A High Court judge has delayed Andrew Tate’s civil trial after Hertfordshire Constabulary said it would reopen a criminal investigation into the same allegations, pushing a case that had been advanced to June 22, 2026 back into uncertainty.
Mrs Justice Lambert paused the trial, which had been moved up from an original listing in February 2027, after police moved to reexamine allegations reported by four women in London. The women are suing Tate over claims of rape, sexual assault, sexual violence and coercive control said to have taken place between 2013 and 2015. The judge said the litigation should not continue until there was an update on the reinvestigation.

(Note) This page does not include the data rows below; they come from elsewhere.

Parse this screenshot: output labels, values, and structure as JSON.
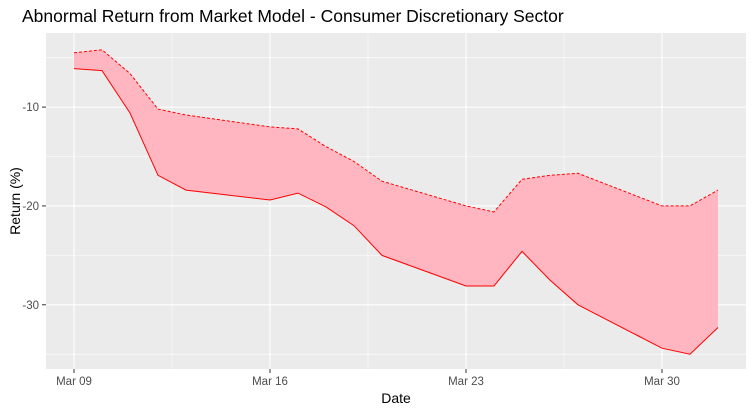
{
  "chart_data": {
    "type": "area",
    "title": "Abnormal Return from Market Model - Consumer Discretionary Sector",
    "xlabel": "Date",
    "ylabel": "Return (%)",
    "x_ticks": [
      "Mar 09",
      "Mar 16",
      "Mar 23",
      "Mar 30"
    ],
    "y_ticks": [
      -10,
      -20,
      -30
    ],
    "xlim": [
      "2020-03-08",
      "2020-04-02"
    ],
    "ylim": [
      -36.5,
      -2.5
    ],
    "grid": true,
    "colors": {
      "fill": "#ffb6c1",
      "line": "#ff0000",
      "panel": "#ebebeb",
      "grid": "#ffffff"
    },
    "x": [
      "2020-03-09",
      "2020-03-10",
      "2020-03-11",
      "2020-03-12",
      "2020-03-13",
      "2020-03-16",
      "2020-03-17",
      "2020-03-18",
      "2020-03-19",
      "2020-03-20",
      "2020-03-23",
      "2020-03-24",
      "2020-03-25",
      "2020-03-26",
      "2020-03-27",
      "2020-03-30",
      "2020-03-31",
      "2020-04-01"
    ],
    "series": [
      {
        "values": [
          -4.5,
          -4.2,
          -6.6,
          -10.2,
          -10.8,
          -12.0,
          -12.2,
          -14.0,
          -15.5,
          -17.5,
          -20.0,
          -20.6,
          -17.3,
          -16.9,
          -16.7,
          -20.0,
          -20.0,
          -18.4
        ]
      },
      {
        "values": [
          -6.1,
          -6.3,
          -10.6,
          -16.9,
          -18.4,
          -19.4,
          -18.7,
          -20.1,
          -22.0,
          -25.0,
          -28.1,
          -28.1,
          -24.6,
          -27.5,
          -30.0,
          -34.4,
          -35.0,
          -32.3
        ]
      }
    ]
  }
}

The procedural twist matters because the civil claims and the criminal inquiry now overlap again after years of stop-start scrutiny. Three of the women first reported the allegations to Hertfordshire Constabulary in 2014 and 2015. Police investigated for four years before closing the case in 2019. The Crown Prosecution Service later said in September 2025 that the legal test for criminal charges had not been met after a further review. But on March 26, 2026, Hertfordshire Constabulary said it would reopen the investigation after the Independent Office for Police Conduct said it was examining the force’s handling of the earlier probe.

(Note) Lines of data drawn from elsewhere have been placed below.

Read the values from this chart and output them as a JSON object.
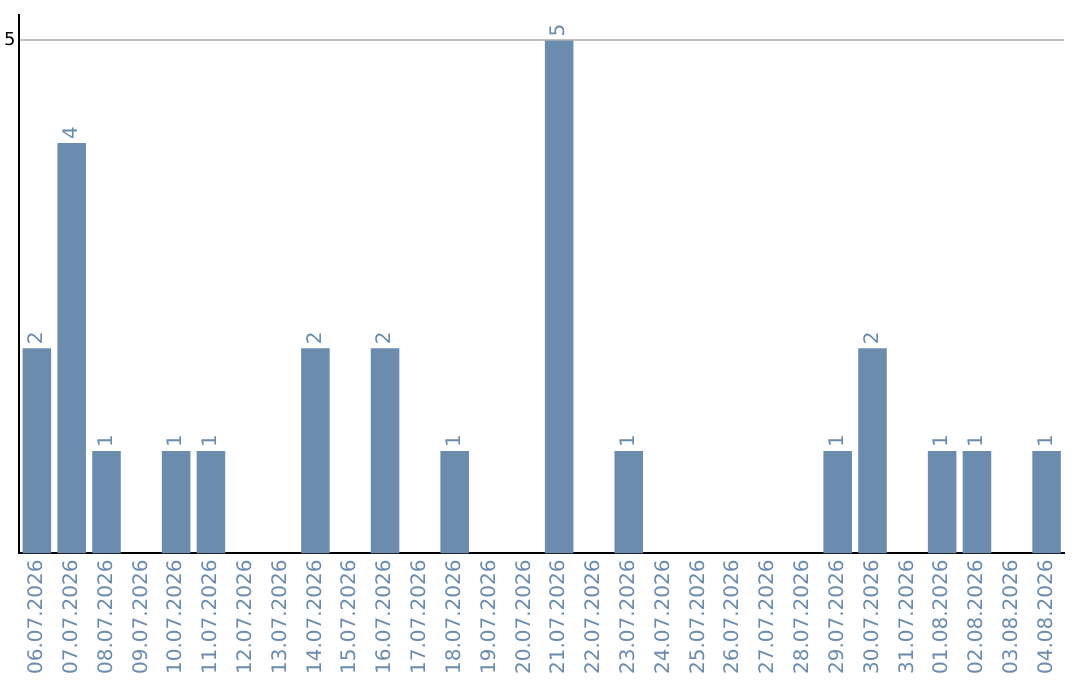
{
  "chart_data": {
    "type": "bar",
    "categories": [
      "06.07.2026",
      "07.07.2026",
      "08.07.2026",
      "09.07.2026",
      "10.07.2026",
      "11.07.2026",
      "12.07.2026",
      "13.07.2026",
      "14.07.2026",
      "15.07.2026",
      "16.07.2026",
      "17.07.2026",
      "18.07.2026",
      "19.07.2026",
      "20.07.2026",
      "21.07.2026",
      "22.07.2026",
      "23.07.2026",
      "24.07.2026",
      "25.07.2026",
      "26.07.2026",
      "27.07.2026",
      "28.07.2026",
      "29.07.2026",
      "30.07.2026",
      "31.07.2026",
      "01.08.2026",
      "02.08.2026",
      "03.08.2026",
      "04.08.2026"
    ],
    "values": [
      2,
      4,
      1,
      0,
      1,
      1,
      0,
      0,
      2,
      0,
      2,
      0,
      1,
      0,
      0,
      5,
      0,
      1,
      0,
      0,
      0,
      0,
      0,
      1,
      2,
      0,
      1,
      1,
      0,
      1
    ],
    "value_labels": [
      "2",
      "4",
      "1",
      null,
      "1",
      "1",
      null,
      null,
      "2",
      null,
      "2",
      null,
      "1",
      null,
      null,
      "5",
      null,
      "1",
      null,
      null,
      null,
      null,
      null,
      "1",
      "2",
      null,
      "1",
      "1",
      null,
      "1"
    ],
    "color": "#6b8cad",
    "ylim": [
      0,
      5.25
    ],
    "yticks": [
      5
    ],
    "grid": "y",
    "legend": false
  }
}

That renewed police work also raised the prospect of misconduct action against officers who handled the original inquiry. The IOPC said a former detective constable could face gross misconduct proceedings, while two former detective sergeants were also under investigation over alleged failures to properly examine the case. For the women, the reopening keeps alive the possibility of stronger criminal scrutiny after years in which they say police failed to investigate adequately.

Anne Studd KC, for the claimants, argued the trial date should have been kept because there was a real prospect the CPS would not charge Tate and the court could lose its slot. Tate’s representatives have categorically denied all the allegations and said he would continue to engage with any lawful process. The allegations in the civil case include claims that Tate grabbed one woman by the throat on several occasions in 2015, assaulted her with a belt and pointed a gun at her face. The delay now leaves the civil claims waiting on a criminal process that has already been closed once and is only just beginning again.